I'm Anna: a software developer and hobbyist hardware hacker. I run workshops covering introductory electronics, e-textiles, coding, Arduino programming, CAD & 3D printing, and organise NodeBots meetups in my hometown of Brisbane, Australia. You can find me on Twitter: @AnnaGerber
Big thanks to element14 for selecting me to take part in the Music Tech design challenge - I'm looking forward to the challenge!
What is Hexynth?
Each hexagonal module will have a different function: some of these will be synth modules, for example: different types of oscillator, envelopes or filters, but others will be generic input or output hardware modules to add a physical aspect to turn the music synthesis circuit into an instrument. Examples of generic input modules might include a Light-Dependent-Resistor, pressure sensor or potentiometers that can be used to control gain or any other aspects of the sound, while examples of output modules include RGB outputs to blink lights along with the music, or a speaker.

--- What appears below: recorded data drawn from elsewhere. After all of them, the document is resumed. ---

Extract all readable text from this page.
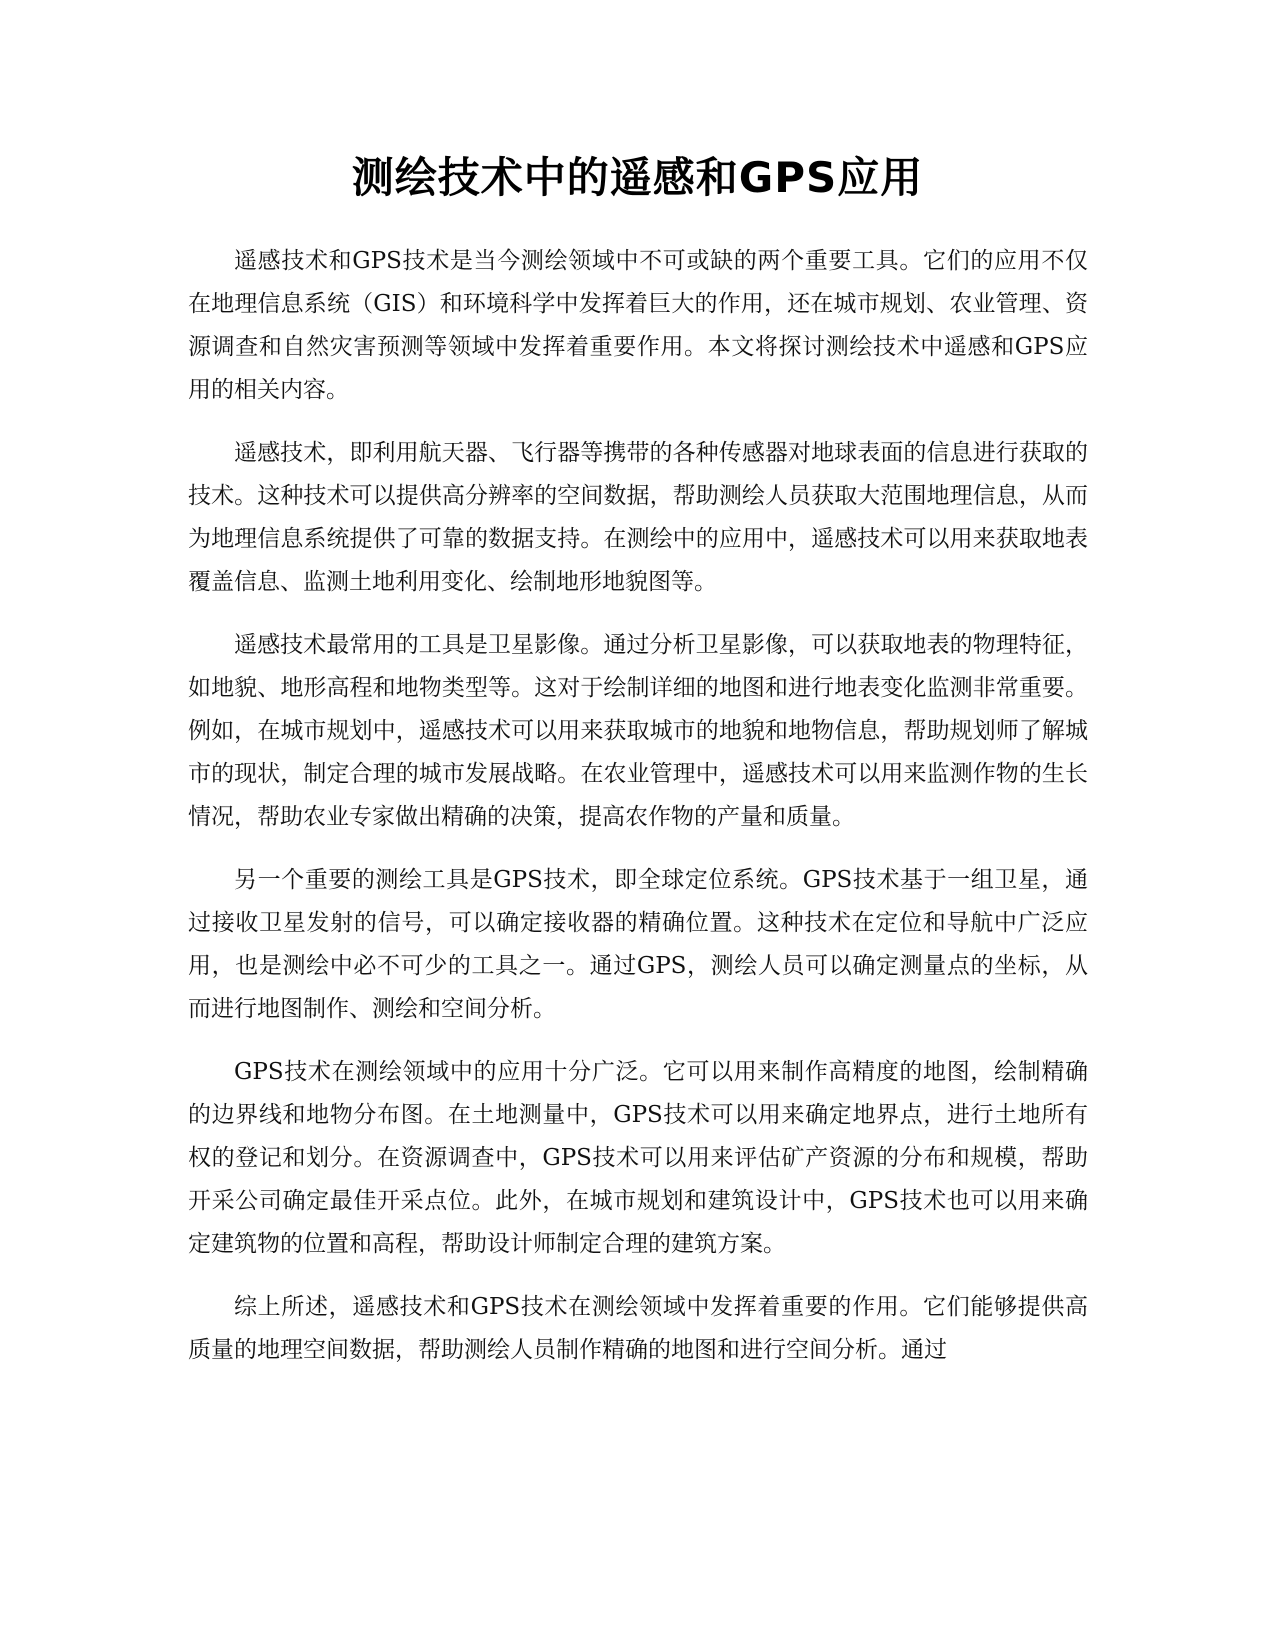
测绘技术中的遥感和GPS应用

遥感技术和GPS技术是当今测绘领域中不可或缺的两个重要工具。它们的应用不仅在地理信息系统（GIS）和环境科学中发挥着巨大的作用，还在城市规划、农业管理、资源调查和自然灾害预测等领域中发挥着重要作用。本文将探讨测绘技术中遥感和GPS应用的相关内容。

遥感技术，即利用航天器、飞行器等携带的各种传感器对地球表面的信息进行获取的技术。这种技术可以提供高分辨率的空间数据，帮助测绘人员获取大范围地理信息，从而为地理信息系统提供了可靠的数据支持。在测绘中的应用中，遥感技术可以用来获取地表覆盖信息、监测土地利用变化、绘制地形地貌图等。

遥感技术最常用的工具是卫星影像。通过分析卫星影像，可以获取地表的物理特征，如地貌、地形高程和地物类型等。这对于绘制详细的地图和进行地表变化监测非常重要。例如，在城市规划中，遥感技术可以用来获取城市的地貌和地物信息，帮助规划师了解城市的现状，制定合理的城市发展战略。在农业管理中，遥感技术可以用来监测作物的生长情况，帮助农业专家做出精确的决策，提高农作物的产量和质量。

另一个重要的测绘工具是GPS技术，即全球定位系统。GPS技术基于一组卫星，通过接收卫星发射的信号，可以确定接收器的精确位置。这种技术在定位和导航中广泛应用，也是测绘中必不可少的工具之一。通过GPS，测绘人员可以确定测量点的坐标，从而进行地图制作、测绘和空间分析。

GPS技术在测绘领域中的应用十分广泛。它可以用来制作高精度的地图，绘制精确的边界线和地物分布图。在土地测量中，GPS技术可以用来确定地界点，进行土地所有权的登记和划分。在资源调查中，GPS技术可以用来评估矿产资源的分布和规模，帮助开采公司确定最佳开采点位。此外，在城市规划和建筑设计中，GPS技术也可以用来确定建筑物的位置和高程，帮助设计师制定合理的建筑方案。

综上所述，遥感技术和GPS技术在测绘领域中发挥着重要的作用。它们能够提供高质量的地理空间数据，帮助测绘人员制作精确的地图和进行空间分析。通过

Why hexagons? Because they look cool! Also because hexagons have more sides than rectangles, allowing multiple inputs and outputs to each module without having to use splitters. The modules snap together so they can be powered by and communicate via the same bus, and so that students don't have to fiddle around with solder or breadboards.
I'm designing a 3D printed hexagonal base plate to be the chassis for each module and looking into using multi-pin pogo pin connectors with small neodymium magnet on the sides of the modules to allow them to be snapped together. This system is similar to charging cables used for mobile devices and the Pebble SmartWatch, and a little bit like the littleBits system, but will not be limited to just 3 pins, to support more sophisticated control of and communication between modules. The BeagleBoneBlack will be mounted on a larger 3D printed "hub" that the hexagonal modules will dock to.

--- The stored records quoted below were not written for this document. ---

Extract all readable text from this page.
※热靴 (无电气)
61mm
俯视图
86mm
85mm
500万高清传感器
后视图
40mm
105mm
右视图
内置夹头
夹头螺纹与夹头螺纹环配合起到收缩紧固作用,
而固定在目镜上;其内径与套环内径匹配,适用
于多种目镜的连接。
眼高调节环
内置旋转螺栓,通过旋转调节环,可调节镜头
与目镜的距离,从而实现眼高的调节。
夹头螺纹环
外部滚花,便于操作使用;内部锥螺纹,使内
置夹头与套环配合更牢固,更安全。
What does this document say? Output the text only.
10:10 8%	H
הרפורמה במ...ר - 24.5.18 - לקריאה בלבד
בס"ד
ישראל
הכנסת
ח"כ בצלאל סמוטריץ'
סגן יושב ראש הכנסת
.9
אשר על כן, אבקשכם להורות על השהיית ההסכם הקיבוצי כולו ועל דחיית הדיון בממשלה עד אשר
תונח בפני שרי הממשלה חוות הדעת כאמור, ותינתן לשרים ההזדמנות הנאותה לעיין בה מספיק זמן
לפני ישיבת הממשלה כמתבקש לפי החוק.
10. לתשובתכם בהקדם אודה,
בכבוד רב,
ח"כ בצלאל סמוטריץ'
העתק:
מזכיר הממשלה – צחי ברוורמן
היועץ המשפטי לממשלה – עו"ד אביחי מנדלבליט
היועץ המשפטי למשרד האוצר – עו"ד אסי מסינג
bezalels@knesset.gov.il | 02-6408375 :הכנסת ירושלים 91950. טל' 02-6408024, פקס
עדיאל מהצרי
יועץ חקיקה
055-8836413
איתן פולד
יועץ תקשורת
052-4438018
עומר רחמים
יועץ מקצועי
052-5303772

Although the modules will be snapped together and will have some basic analog default functionality, I want each module to be separately addressable (e.g. via i2c) so they can be individually controlled by software. So the interactions between modules will extend beyond which ones are physically snapped together when they are being controlled via a program.

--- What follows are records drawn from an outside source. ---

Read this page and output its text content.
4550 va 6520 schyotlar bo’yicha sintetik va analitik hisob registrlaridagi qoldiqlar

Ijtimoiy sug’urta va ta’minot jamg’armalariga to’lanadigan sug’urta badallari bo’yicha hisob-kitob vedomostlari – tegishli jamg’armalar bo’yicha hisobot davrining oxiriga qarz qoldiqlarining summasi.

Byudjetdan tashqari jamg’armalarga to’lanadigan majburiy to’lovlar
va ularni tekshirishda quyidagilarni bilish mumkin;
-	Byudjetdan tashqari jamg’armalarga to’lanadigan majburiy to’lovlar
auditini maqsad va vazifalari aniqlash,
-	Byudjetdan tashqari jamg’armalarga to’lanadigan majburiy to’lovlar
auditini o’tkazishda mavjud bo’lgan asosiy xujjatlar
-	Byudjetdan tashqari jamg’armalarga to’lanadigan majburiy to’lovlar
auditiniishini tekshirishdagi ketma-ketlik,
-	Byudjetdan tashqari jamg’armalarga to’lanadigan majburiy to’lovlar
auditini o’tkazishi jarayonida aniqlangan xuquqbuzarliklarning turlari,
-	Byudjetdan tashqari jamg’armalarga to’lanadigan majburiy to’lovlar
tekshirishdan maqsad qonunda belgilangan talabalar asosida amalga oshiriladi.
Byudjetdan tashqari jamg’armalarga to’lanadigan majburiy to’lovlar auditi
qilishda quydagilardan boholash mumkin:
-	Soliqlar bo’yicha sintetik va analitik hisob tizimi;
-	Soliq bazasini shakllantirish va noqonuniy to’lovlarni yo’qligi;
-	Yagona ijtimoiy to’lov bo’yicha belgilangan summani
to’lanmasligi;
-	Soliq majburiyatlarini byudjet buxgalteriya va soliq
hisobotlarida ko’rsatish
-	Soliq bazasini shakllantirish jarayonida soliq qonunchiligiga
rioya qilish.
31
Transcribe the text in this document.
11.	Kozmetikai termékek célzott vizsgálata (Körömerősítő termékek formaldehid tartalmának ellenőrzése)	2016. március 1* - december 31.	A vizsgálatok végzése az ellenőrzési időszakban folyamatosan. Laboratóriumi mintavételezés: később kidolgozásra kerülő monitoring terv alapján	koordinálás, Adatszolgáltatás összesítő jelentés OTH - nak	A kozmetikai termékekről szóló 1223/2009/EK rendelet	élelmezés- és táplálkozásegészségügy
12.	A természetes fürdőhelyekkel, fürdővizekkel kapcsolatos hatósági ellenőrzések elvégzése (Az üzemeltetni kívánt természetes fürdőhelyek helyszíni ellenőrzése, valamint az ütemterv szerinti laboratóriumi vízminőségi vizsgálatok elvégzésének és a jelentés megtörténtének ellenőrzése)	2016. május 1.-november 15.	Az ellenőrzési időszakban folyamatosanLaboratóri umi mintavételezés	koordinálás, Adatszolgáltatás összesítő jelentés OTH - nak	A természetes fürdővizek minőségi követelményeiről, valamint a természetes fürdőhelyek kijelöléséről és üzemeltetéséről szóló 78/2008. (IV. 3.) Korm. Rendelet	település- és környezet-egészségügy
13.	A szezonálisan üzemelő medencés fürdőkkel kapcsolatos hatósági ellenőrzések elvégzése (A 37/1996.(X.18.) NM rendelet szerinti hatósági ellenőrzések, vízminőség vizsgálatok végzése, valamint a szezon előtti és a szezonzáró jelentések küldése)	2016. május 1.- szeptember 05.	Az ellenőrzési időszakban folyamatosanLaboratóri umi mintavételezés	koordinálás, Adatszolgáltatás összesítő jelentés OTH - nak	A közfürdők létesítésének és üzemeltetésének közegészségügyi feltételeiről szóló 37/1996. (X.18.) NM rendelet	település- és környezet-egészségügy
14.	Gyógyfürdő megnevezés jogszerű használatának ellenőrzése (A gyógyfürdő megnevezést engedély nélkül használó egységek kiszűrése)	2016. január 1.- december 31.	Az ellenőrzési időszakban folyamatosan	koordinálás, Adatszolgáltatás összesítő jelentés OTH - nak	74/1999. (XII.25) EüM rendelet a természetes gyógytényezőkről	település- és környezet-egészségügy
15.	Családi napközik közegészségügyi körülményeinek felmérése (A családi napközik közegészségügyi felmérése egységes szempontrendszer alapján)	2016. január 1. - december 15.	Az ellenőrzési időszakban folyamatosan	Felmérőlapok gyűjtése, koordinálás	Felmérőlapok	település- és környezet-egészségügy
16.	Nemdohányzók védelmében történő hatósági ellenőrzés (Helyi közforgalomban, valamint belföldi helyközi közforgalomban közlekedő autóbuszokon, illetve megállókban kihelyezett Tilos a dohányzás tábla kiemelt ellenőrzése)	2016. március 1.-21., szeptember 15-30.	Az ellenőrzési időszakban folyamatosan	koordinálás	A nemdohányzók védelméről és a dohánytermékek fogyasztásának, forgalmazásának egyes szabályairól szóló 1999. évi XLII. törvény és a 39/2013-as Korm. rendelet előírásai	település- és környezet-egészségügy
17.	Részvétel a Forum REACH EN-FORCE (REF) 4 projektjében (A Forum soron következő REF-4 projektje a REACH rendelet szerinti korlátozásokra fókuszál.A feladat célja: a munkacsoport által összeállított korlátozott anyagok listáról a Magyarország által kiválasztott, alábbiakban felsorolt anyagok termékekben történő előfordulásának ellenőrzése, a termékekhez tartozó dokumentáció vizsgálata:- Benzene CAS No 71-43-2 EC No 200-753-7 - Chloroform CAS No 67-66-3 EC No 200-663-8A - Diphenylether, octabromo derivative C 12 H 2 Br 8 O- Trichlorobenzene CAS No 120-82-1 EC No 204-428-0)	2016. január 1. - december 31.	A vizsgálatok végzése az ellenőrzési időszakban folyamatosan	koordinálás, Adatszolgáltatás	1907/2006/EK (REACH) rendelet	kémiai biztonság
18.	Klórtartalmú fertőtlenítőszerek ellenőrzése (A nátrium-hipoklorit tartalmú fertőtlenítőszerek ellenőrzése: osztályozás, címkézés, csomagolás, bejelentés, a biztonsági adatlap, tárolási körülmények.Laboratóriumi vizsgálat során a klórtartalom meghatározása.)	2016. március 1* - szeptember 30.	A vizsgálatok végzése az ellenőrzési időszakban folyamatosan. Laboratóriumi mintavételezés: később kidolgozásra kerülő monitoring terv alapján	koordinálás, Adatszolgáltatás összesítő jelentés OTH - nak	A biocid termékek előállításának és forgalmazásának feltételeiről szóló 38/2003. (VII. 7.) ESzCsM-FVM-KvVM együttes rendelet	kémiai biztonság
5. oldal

Initially I'll be prototyping the circuits for the modules using perfboard, but I'm looking forward to learning about designing custom PCBs (something I've never been brave enough to attempt before!). Each module will incorporate a micro-controller to communicate back and forth to the “hub” (i.e Node.js program running on the BBB). I have a few ATMega328P chips that I'm going to start to use for prototyping the module communication - these might be overkill for this purpose, but I've salvaged the chips from some old Arduino Unos that were fried during NodeBots workshops! I'm drawing inspiration from work that is happening in the NodeBots community on developing i2c backpacks to support specialised sensors and actuators.
I want to make this an open platform that can be extended with many different types of modules, so one challenge will be developing the communication protocol for messages to support all types of capabilities. So while I wait for the kit to arrive, I’m reading up on OSC, OSC Serial, MIDI and Firmata to make sure I build on an existing open solution.
I have no idea if communication with the modules via i2c will be fast-enough for the real-time demands of electronic music making, but I can't wait to try to build it to find out!